After the beginning of Perestroika and the relaxing of political control in the late 1980s, a new campaign in support of the Belarusian language was mounted in BSSR, expressed in the "Letter of 58" and other publications, producing a certain level of popular support and resulting in the BSSR Supreme Soviet ratifying the "Law on Languages" of 26 January 1990, requiring the strengthening of the role of Belarusian in state and civic structures.

1959 reform of grammar

A discussion on problems in Belarusian orthography and on the further development of the language was held from 1935 to 1941. From 1949 to 1957 this continued, although it was deemed there was a need to amend some unwarranted changes to the 1933 reform. The Orthography Commission, headed by Yakub Kolas, set up the project in about 1951, but it was approved only in 1957, and the normative rules were published in 1959. These rules had been accepted as normative for the Belarusian language since then, receiving minor practical changes in the 1985 edition.

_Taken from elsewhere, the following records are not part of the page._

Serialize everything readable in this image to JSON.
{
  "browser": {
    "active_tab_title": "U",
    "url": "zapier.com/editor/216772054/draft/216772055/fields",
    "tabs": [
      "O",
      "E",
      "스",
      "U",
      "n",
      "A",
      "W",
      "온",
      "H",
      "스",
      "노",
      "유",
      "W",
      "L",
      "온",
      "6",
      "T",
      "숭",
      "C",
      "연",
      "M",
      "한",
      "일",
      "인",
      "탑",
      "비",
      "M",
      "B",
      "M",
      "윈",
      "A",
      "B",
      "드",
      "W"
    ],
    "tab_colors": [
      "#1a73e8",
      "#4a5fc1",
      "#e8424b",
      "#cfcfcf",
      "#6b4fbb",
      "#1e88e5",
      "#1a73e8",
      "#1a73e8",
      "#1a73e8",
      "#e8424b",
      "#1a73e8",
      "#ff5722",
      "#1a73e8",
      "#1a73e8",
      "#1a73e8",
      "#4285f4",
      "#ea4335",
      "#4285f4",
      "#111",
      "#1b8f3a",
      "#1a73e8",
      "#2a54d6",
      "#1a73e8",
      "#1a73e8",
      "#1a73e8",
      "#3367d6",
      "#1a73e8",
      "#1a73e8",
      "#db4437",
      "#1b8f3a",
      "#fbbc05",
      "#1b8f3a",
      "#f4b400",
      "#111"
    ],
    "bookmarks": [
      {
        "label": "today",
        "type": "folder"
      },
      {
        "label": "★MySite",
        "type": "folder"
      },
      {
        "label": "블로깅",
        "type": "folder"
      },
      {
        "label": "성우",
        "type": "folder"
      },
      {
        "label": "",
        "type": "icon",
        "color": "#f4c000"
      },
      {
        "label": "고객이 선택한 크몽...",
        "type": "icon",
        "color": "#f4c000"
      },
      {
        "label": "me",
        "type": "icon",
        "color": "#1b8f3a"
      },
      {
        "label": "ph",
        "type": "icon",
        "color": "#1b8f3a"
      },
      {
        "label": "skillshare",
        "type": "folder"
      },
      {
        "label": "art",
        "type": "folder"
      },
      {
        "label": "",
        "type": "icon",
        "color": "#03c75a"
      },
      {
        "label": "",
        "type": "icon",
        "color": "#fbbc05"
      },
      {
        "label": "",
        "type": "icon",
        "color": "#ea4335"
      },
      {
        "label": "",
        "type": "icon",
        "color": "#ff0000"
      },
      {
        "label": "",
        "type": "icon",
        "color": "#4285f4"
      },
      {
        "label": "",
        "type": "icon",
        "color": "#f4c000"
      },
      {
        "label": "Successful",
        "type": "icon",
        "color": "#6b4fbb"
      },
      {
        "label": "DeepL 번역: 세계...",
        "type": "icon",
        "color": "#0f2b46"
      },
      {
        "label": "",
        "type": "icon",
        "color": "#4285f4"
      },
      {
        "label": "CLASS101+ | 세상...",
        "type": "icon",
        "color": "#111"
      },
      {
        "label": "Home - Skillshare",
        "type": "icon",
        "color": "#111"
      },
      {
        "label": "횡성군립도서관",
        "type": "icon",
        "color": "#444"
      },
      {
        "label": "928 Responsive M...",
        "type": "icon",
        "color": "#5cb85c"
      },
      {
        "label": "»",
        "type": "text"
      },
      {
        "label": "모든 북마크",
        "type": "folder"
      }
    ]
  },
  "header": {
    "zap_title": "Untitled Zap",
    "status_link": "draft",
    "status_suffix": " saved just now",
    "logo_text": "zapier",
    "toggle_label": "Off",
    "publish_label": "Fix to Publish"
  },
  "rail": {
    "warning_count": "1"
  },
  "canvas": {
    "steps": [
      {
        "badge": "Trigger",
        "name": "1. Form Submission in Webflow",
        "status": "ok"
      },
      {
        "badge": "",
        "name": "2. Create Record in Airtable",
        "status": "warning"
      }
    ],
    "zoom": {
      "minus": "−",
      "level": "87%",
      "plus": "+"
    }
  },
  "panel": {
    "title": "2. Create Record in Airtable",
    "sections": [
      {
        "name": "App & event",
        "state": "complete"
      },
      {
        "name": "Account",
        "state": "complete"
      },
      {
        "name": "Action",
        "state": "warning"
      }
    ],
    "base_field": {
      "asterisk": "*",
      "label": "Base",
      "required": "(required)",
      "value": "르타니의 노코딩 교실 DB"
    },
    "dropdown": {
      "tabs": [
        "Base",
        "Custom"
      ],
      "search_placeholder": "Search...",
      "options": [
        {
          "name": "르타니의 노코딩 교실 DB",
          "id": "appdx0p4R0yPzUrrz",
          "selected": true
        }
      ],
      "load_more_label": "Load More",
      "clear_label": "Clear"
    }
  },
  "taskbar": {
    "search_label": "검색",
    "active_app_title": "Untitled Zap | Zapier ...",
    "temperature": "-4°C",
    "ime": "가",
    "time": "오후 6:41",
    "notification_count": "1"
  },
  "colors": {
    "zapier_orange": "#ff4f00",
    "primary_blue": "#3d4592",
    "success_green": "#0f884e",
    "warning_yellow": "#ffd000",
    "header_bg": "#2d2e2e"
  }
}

A project to correct parts of the 1959 rules was conducted from 2006 to 2007.

Post-1991

The process of government support for "Belarusisation" began even before the breakup of the Soviet Union, with the Supreme Soviet of the BSSR passing a law on languages in 1990 that aimed for the gradual increase in prestige and general use of the Belarusian language over the next 10 years, followed by the creation that same year of a National Language Program to support this endeavor. After Belarus became independent in 1991, support for the cause of the Belarusian language gained prestige and popular interest, with the post-Soviet Belarusian government the continued creation of policies to actively promote the use of the Belarusian language, especially in education. The creation of the 1994 Constitution declared Belarusian to be the sole official language, though Russian was given the status as "language of inter-ethnic communication". In 1996, Russian language was given equal status to Belarusian following changes in the Constitution of Belarus and subsequently became Belarus's language of administration, business and education. In a 2006 article, Roy Medvedev compared the position of the Belarusian language in Belarus with that of the Irish language in the Republic of Ireland. Adam Maldzis considers that one of typological similarities is the official bilinguism both in Belarus and Ireland, and the low real status of the mother-tongue.

A spelling reform of the official Belarusian language, making the spelling of some words more similar to Taraškievič's system, was decided on 23 July 2008, and went into effect on 1 September 2010.